Le 2ème amendement de la Constitution des Etats Unis (1791) indique que : « Une milice bien organisée étant nécessaire à la sécurité d’un État libre, le droit qu’a le peuple de détenir et de porter des armes ne sera pas transgressé. » Cet amendement est toujours en vigueur, farouchement défendu par de puissants lobbies, et permet ainsi à chaque citoyen d’être armé jusqu’aux dents, avec y compris le droit, pour 44 Etats sur 50, de porter ces armes dans la rue, en dehors de chez soi.

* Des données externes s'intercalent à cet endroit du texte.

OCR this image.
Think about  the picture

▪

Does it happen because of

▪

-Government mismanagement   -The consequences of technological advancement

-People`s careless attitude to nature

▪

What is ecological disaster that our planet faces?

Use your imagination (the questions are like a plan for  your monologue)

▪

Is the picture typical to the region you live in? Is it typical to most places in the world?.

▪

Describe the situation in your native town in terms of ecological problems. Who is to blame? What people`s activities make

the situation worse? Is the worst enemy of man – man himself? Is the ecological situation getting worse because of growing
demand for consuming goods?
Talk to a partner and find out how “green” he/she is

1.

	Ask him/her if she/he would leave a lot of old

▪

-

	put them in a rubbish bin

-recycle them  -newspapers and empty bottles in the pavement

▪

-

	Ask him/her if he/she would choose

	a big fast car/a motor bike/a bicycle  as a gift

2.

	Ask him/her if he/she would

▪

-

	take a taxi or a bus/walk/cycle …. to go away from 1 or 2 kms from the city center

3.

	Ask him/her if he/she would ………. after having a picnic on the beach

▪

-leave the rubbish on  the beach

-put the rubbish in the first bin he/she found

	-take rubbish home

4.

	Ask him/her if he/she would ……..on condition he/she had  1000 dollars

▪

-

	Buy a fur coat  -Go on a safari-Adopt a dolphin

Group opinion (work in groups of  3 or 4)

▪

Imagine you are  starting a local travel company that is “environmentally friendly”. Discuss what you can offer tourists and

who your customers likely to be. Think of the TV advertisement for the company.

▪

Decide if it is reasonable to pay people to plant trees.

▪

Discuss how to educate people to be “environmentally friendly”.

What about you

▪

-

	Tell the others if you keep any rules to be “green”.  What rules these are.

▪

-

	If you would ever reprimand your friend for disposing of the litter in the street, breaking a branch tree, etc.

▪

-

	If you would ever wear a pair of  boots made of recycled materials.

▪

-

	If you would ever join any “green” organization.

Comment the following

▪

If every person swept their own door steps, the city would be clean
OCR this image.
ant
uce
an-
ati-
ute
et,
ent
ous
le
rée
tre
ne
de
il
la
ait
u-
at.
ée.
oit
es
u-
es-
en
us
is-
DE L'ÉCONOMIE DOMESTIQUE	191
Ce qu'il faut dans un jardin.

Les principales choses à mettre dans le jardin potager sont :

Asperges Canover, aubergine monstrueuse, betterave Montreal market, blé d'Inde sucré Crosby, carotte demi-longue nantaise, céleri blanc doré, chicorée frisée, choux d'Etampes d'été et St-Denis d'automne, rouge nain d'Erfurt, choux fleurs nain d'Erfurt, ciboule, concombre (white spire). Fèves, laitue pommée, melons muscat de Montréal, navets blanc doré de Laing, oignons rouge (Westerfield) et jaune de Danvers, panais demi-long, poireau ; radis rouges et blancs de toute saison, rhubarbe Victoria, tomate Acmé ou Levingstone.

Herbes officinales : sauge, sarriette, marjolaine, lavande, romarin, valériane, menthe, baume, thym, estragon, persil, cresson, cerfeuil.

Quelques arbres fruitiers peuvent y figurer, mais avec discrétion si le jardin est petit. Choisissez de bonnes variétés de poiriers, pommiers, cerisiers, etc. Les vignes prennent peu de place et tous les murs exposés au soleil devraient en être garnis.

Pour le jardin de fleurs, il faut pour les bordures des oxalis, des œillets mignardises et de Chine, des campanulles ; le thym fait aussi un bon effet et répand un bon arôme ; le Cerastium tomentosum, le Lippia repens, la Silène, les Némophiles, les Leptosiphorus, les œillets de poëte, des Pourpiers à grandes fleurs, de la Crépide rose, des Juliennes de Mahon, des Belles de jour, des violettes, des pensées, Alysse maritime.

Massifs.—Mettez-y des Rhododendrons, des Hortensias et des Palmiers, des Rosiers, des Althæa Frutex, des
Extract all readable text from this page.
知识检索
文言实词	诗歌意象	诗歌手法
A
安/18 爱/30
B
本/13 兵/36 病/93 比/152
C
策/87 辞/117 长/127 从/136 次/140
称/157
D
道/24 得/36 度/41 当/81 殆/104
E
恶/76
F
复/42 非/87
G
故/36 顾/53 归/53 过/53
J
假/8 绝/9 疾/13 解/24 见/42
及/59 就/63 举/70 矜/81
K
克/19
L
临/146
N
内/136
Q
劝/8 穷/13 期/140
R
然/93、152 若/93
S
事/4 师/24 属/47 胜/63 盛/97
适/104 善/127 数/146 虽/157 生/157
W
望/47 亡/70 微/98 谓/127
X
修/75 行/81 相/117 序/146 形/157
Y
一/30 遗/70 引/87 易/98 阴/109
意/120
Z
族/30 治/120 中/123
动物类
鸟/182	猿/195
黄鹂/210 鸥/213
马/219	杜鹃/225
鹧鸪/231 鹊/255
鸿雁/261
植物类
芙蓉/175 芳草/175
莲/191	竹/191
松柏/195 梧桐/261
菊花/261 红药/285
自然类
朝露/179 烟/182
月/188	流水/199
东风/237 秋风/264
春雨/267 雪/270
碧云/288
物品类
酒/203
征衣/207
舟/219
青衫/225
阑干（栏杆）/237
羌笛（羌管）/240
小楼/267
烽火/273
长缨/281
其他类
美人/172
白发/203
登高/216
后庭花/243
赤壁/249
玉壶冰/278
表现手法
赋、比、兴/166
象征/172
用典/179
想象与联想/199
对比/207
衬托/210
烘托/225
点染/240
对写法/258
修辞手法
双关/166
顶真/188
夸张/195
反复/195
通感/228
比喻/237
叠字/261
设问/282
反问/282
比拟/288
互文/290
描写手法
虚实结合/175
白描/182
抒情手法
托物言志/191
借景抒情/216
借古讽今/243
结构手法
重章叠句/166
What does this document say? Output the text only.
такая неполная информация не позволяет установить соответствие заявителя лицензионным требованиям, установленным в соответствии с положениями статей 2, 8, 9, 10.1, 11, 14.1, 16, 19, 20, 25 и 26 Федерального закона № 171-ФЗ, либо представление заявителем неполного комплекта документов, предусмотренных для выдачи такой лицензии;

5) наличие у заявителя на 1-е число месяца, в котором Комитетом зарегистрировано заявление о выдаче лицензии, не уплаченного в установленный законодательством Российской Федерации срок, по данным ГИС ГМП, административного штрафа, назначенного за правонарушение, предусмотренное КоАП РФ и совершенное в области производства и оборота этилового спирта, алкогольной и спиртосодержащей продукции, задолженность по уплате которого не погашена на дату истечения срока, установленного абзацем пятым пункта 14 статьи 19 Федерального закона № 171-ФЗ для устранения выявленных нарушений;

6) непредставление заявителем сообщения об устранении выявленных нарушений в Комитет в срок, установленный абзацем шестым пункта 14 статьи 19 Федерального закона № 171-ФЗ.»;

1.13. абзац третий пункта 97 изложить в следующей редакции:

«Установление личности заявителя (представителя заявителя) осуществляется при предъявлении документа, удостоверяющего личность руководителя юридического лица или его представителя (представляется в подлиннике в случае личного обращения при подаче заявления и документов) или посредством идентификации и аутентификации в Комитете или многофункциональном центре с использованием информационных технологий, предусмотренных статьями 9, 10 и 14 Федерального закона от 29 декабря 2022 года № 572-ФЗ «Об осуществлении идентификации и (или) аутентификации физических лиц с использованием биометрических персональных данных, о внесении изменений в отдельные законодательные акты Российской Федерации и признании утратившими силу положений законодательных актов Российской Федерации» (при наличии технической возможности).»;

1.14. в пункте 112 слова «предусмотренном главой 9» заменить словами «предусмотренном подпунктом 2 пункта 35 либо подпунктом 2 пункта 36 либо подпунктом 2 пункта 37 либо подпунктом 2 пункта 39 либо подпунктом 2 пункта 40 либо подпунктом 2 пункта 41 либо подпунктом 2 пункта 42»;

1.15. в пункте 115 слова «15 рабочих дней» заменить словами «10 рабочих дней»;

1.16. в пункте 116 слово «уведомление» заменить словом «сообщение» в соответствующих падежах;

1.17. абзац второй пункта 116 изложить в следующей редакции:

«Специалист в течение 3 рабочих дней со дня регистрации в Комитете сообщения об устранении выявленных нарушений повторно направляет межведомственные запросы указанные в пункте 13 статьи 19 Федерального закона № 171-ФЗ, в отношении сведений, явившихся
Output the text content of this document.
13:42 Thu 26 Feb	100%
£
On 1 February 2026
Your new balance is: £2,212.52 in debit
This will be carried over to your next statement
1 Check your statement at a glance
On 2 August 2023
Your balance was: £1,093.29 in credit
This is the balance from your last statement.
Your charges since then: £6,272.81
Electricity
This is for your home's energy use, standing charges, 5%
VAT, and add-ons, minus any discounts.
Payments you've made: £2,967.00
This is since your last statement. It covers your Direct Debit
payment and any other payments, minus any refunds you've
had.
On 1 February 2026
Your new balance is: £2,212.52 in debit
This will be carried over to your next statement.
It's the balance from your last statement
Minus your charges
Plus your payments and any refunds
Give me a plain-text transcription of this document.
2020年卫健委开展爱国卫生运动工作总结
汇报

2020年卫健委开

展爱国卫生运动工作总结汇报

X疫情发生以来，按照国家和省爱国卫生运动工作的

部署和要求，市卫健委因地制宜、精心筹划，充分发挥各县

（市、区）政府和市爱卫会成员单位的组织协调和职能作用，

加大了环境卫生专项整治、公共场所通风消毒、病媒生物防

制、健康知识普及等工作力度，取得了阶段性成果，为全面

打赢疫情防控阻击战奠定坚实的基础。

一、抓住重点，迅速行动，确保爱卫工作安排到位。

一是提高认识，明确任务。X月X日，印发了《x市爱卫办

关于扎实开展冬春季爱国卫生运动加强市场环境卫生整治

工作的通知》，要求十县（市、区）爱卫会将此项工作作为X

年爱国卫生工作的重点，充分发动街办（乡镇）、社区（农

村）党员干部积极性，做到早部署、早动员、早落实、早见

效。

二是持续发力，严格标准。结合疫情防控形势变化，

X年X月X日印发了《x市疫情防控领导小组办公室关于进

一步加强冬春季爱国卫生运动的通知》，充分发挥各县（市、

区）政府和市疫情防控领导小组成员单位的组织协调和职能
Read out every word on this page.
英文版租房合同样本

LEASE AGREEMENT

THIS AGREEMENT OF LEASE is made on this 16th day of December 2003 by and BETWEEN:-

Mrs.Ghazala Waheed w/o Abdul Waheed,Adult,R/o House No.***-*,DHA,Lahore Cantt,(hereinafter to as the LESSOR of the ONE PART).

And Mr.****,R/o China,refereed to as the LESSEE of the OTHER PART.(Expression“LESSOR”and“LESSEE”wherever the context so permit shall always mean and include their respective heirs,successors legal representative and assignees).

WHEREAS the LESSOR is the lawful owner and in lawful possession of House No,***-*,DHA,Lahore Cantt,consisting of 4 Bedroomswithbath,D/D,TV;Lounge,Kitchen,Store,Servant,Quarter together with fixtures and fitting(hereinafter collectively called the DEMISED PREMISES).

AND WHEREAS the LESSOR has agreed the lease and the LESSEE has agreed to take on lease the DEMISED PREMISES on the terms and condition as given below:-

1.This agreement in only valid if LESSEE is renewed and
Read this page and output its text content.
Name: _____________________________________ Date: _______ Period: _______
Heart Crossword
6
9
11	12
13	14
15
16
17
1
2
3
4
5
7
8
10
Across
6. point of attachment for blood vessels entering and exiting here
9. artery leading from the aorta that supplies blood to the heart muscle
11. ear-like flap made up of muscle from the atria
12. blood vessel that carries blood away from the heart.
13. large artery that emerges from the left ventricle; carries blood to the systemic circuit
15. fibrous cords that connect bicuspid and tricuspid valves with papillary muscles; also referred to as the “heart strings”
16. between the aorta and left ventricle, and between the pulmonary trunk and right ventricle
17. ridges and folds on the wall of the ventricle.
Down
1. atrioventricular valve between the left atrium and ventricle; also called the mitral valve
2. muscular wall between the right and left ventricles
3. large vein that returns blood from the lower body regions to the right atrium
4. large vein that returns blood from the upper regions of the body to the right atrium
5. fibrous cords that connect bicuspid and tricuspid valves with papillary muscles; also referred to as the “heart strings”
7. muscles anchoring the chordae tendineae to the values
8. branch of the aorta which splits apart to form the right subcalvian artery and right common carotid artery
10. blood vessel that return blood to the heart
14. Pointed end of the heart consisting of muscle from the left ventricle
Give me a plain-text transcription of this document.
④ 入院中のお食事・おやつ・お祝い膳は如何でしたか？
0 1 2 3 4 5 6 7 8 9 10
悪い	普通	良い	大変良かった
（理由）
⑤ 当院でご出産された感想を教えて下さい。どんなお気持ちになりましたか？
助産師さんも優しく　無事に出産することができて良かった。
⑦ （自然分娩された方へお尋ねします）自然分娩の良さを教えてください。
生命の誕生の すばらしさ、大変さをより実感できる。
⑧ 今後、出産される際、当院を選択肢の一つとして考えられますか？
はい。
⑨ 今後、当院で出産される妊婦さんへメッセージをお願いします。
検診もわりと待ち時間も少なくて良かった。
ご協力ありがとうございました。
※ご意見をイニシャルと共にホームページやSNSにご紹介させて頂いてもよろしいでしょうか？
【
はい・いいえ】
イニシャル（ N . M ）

Le droit des citoyens à former des milices armées remonte aux temps moyenâgeux de l’Angleterre, quand il n’y avait pas d’armée régulière. Ce droit fut bien sûr maintenu sur les terres d’Amérique quand il fallut se battre contre les Anglais ou les Indiens ; il relève du droit à la légitime défense. Les Républicains soutiennent que le 2ème amendement s’applique, selon la seconde partie de la phrase, « à chaque citoyen », alors que les Démocrates expliquent qu’il ne peut se comprendre que « dans le cadre d’une milice bien organisée », c’est-à-dire aujourd’hui des polices ou de l’armée. La Cour Suprême n’est pas encore revenue sur l’interprétation littérale des Républicains.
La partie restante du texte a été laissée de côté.